CMD = ["bash", "-x", "-c", SCRIPT]


def print_data(data: str, is_stderr: bool) -> None:
    print(f"{int(is_stderr)}: {data!r}")


T_Item = TypeVar("T_Item")  # TODO: covariant=True?


@dataclasses.dataclass(eq=False)
class CombinedReceiveStream(anyio.abc.ObjectReceiveStream[tuple[int, T_Item]]):
    """Combines multiple streams into a single one, annotating each item with position index of the origin stream"""

    streams: Sequence[anyio.abc.ObjectReceiveStream[T_Item]]
    max_buffer_size_items: int = 32

    def __post_init__(self) -> None:
        self._queue_send, self._queue_receive = anyio.create_memory_object_stream(
            max_buffer_size=self.max_buffer_size_items,
            # Should be: `item_type=tuple[int, T_Item] | None`
        )
        self._pending = set(range(len(self.streams)))
        self._started = False
        self._task_group = anyio.create_task_group()

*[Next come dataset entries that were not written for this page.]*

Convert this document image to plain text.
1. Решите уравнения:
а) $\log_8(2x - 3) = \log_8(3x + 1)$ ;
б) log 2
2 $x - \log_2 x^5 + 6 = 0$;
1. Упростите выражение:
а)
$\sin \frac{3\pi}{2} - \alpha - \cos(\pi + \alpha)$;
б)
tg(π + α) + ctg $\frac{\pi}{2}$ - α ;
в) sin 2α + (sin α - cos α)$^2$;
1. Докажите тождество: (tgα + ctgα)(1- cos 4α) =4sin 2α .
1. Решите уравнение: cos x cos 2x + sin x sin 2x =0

    async def _copier(self, idx: int) -> None:
        assert idx in self._pending
        stream = self.streams[idx]
        async for item in stream:
            await self._queue_send.send((idx, item))
        assert idx in self._pending
        self._pending.remove(idx)
        await self._queue_send.send(None)  # Wake up the `receive` waiters, if any.

    async def _start(self) -> None:
        assert not self._started
        await self._task_group.__aenter__()
        for idx in range(len(self.streams)):
            self._task_group.start_soon(self._copier, idx, name=f"_combined_receive_copier_{idx}")
        self._started = True

    async def receive(self) -> tuple[int, T_Item]:
        if not self._started:
            await self._start()

        # Non-blocking pre-check.
        # Gathers items that are in the queue when `self._pending` is empty.
        try:
            item = self._queue_receive.receive_nowait()
        except anyio.WouldBlock:
            pass
        else:
            if item is not None:
                return item

        while True:
            if not self._pending:
                raise anyio.EndOfStream

            item = await self._queue_receive.receive()
            if item is not None:
                return item

    async def aclose(self) -> None:
        if self._started:
            self._task_group.cancel_scope.cancel()
            self._started = False
            await self._task_group.__aexit__(None, None, None)


async def amain(max_buffer_size_items: int = 32) -> None:
    async with await anyio.open_process(CMD) as proc:
        assert proc.stdout is not None
        assert proc.stderr is not None
        raw_streams = [proc.stdout, proc.stderr]
        idx_to_is_stderr = {0: False, 1: True}  # just making it explicit
        streams = [anyio.streams.text.TextReceiveStream(stream) for stream in raw_streams]
        async with CombinedReceiveStream(streams) as outputs:
            async for idx, data in outputs:
                is_stderr = idx_to_is_stderr[idx]
                print_data(data, is_stderr=is_stderr)


def main():
    anyio.run(amain)


if __name__ == "__main__":
    main()

However, this CombinedReceiveStream solution is somewhat ugly, and I would some solution should already exist. What am I overlooking?


Solution

  • This should be more safe and idiomatic.

    class CtxObj:
        """
        Add an async context manager that calls `_ctx` to run the context.
    
        Usage::
            class Foo(CtxObj):
                @asynccontextmanager
                async def _ctx(self):
                    yield self # or whatever
    
            async with Foo() as self_or_whatever:
                pass
        """
    
        async def __aenter__(self):
            self.__ctx = ctx = self._ctx()  # pylint: disable=E1101,W0201
            return await ctx.__aenter__()
    
        def __aexit__(self, *tb):
            return self.__ctx.__aexit__(*tb)
    
    
    @dataclasses.dataclass(eq=False)
    class CombinedReceiveStream(CtxObj):
        """Combines multiple streams into a single one, annotating each item with position index of the origin stream"""
    
        streams: Sequence[anyio.abc.ObjectReceiveStream[T_Item]]
        max_buffer_size_items: int = 32
    
        def __post_init__(self) -> None:
            self._queue_send, self._queue_receive = anyio.create_memory_object_stream(
                max_buffer_size=self.max_buffer_size_items,
                # Should be: `item_type=tuple[int, T_Item] | None`
            )
            self._pending = set(range(len(self.streams)))
    
        @asynccontextmanager
        async def _ctx(self):
            async with anyio.create_task_group() as tg:
                for i in self._pending:
                    tg.start_soon(self._copier, i)
    
                yield self
                tg.cancel_scope.cancel()
    
    
        async def _copier(self, idx: int) -> None:
            stream = self.streams[idx]
            async for item in stream:
                await self._queue_send.send((idx, item))
            self._pending.remove(idx)
            if not self._pending:
                await self._queue_send.aclose()
    
    
        async def receive(self) -> tuple[int, T_Item]:
            return await self._queue_receive.receive()
    
        def __aiter__(self):
            return self
    
        async def __anext__(self):
            try:
                return await self.receive()
            except anyio.EndOfStream:
                raise StopAsyncIteration() from None